Le nouveau délai s'appliquera à toutes les enquêtes ouvertes à compter de la publication du décret, prévue pour septembre 2026. Les enquêtes en cours bénéficieront d'une période transitoire de six mois pour se conformer à la nouvelle règle.

Des mesures saluées par les associations, mais des critiques persistent

Les associations de protection de l'enfance, comme La Voix de l'Enfant, ont salué ces avancées. « C'est une étape importante, mais il faut aller plus loin, notamment sur la formation des magistrats et le suivi psychologique des victimes », a commenté sa présidente, Isabelle Delaunay.

Cependant, certains avocats pénalistes critiquent la réduction du délai d'enquête, estimant qu'elle pourrait compromettre la qualité des investigations. « 10 ans pour des affaires complexes, c'est trop court.
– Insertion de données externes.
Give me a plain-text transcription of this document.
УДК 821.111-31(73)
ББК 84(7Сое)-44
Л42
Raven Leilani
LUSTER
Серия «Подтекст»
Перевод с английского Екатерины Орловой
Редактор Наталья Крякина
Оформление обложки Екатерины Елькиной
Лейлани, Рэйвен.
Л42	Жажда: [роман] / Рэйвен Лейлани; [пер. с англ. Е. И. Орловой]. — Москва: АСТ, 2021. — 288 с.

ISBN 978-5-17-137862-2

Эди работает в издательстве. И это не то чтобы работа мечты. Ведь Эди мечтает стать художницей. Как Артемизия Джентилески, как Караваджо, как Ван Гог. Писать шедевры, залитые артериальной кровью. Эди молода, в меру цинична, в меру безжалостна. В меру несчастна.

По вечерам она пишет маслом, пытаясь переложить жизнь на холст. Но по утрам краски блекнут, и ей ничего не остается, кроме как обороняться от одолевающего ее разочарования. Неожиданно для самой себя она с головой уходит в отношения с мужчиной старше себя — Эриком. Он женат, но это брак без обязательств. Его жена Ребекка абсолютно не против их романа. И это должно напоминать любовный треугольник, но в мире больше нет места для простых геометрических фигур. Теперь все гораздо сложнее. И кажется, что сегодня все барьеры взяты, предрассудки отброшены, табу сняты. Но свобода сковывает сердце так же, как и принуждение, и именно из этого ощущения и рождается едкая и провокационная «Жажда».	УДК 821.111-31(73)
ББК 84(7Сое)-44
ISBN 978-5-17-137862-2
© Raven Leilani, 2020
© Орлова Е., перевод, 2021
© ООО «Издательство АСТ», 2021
On risque de voir des dossiers bâclés et des erreurs judiciaires », a averti Me François Dubois, avocat au barreau de Paris.

Un contexte législatif renforcé

Cette annonce s'inscrit dans le prolongement de la loi du 15 avril 2024, qui a notamment instauré un âge de non-consentement sexuel à 15 ans, allongé le délai de prescription des viols sur mineurs à 30 ans après la majorité, et créé un fichier national des auteurs d'infractions sexuelles.

Le gouvernement prévoit également de lancer une campagne de sensibilisation nationale à la rentrée 2026, avec un budget de 5 millions d'euros, destinée à encourager le signalement des violences et à informer les enfants de leurs droits.